A solo un mes de la llegada de Navidad, no podía dejar de comentar una película que no tiene nada que ver con esta festividad, más bien es un clásico de la acción, pero siempre se contextualiza en la Noche Buena.
Se trata de Duro de Matar 2, Alerta Roja (1990), la secuela de las aventuras y desgracias del teniente John McClane (Bruce Willis), que nuevamente debe salvar a su esposa, y quienes la rodean, exactamente un año después del incidente de Nakatomi Plaza que lo hizo tan famoso.
Esta vez, la trama se centra en el Aeropuerto Internacional Dulles cerca de Washington, D.C. mientras McClane espera a su esposa Holly (Bonnie Bedelia ) de que llegue desde California. Pero dentro del aeropuerto, él ve a un grupo de hombres sospechosos que llevan armas escondidas y un extraño paquete, entonces decide seguirlos por si se trata de una bomba.
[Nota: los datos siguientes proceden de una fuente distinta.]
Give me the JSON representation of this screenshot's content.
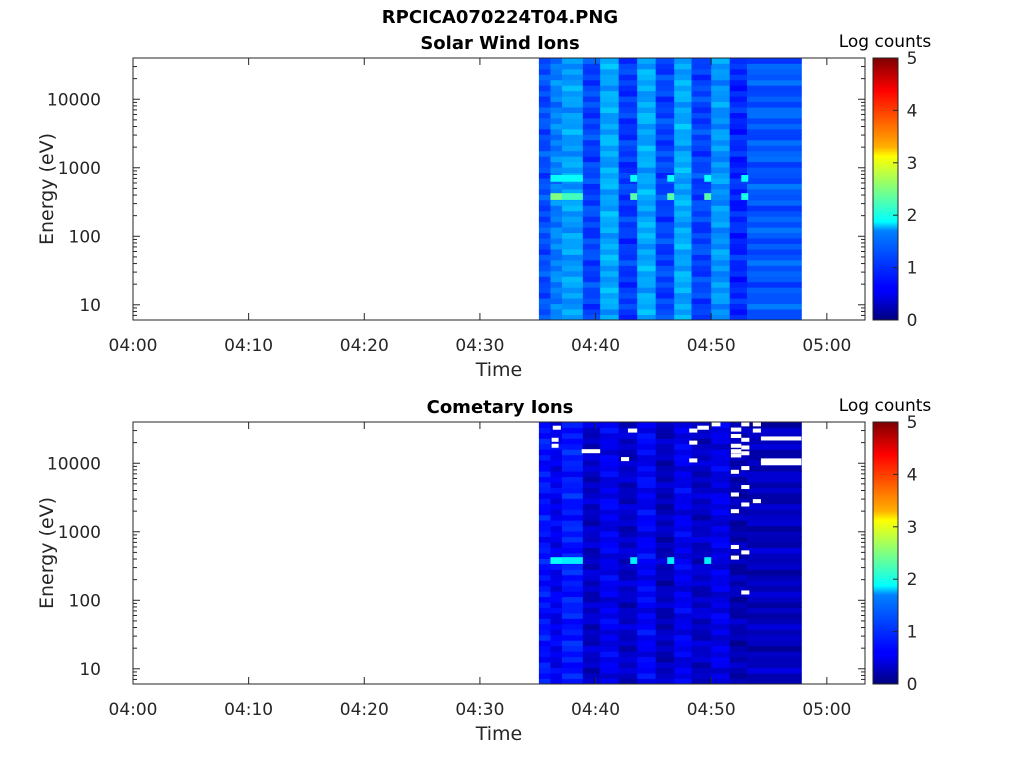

El problema es que eso no será lo más preocupante, ya que descubre que el coronel Stuart, un resentido y peligroso ex-militar, pretende retener a los aviones que están a punto de aterrizar, y a sus pasajeros, en el aire hasta poder liberar a un antiguo general centroamericano y traficante de drogas, llamado Ramón Esperanza que viene en camino para ser encarcelado.
Para los fanáticos de Duro de Matar (que ya tiene cinco películas), es una de las mejores de la saga, que lleva en total más de veinticinco años en la pantalla grande, gracias a sus efectos especiales (con las infaltables explosiones hollywoodenses) y peleas, que volvieron a Willis en uno de los íconos de acción. Pero ojo, hay que ver la primera parte, ya que trae divertidas referencias y ganchos con la historia que comenzó todo. Como anécdota uno de los terroristas es interpretado por Robert Patrick, el indestructible T-1000 que se hace pasar por policía en Terminator 2, papel que lo llevó a la fama en 1991.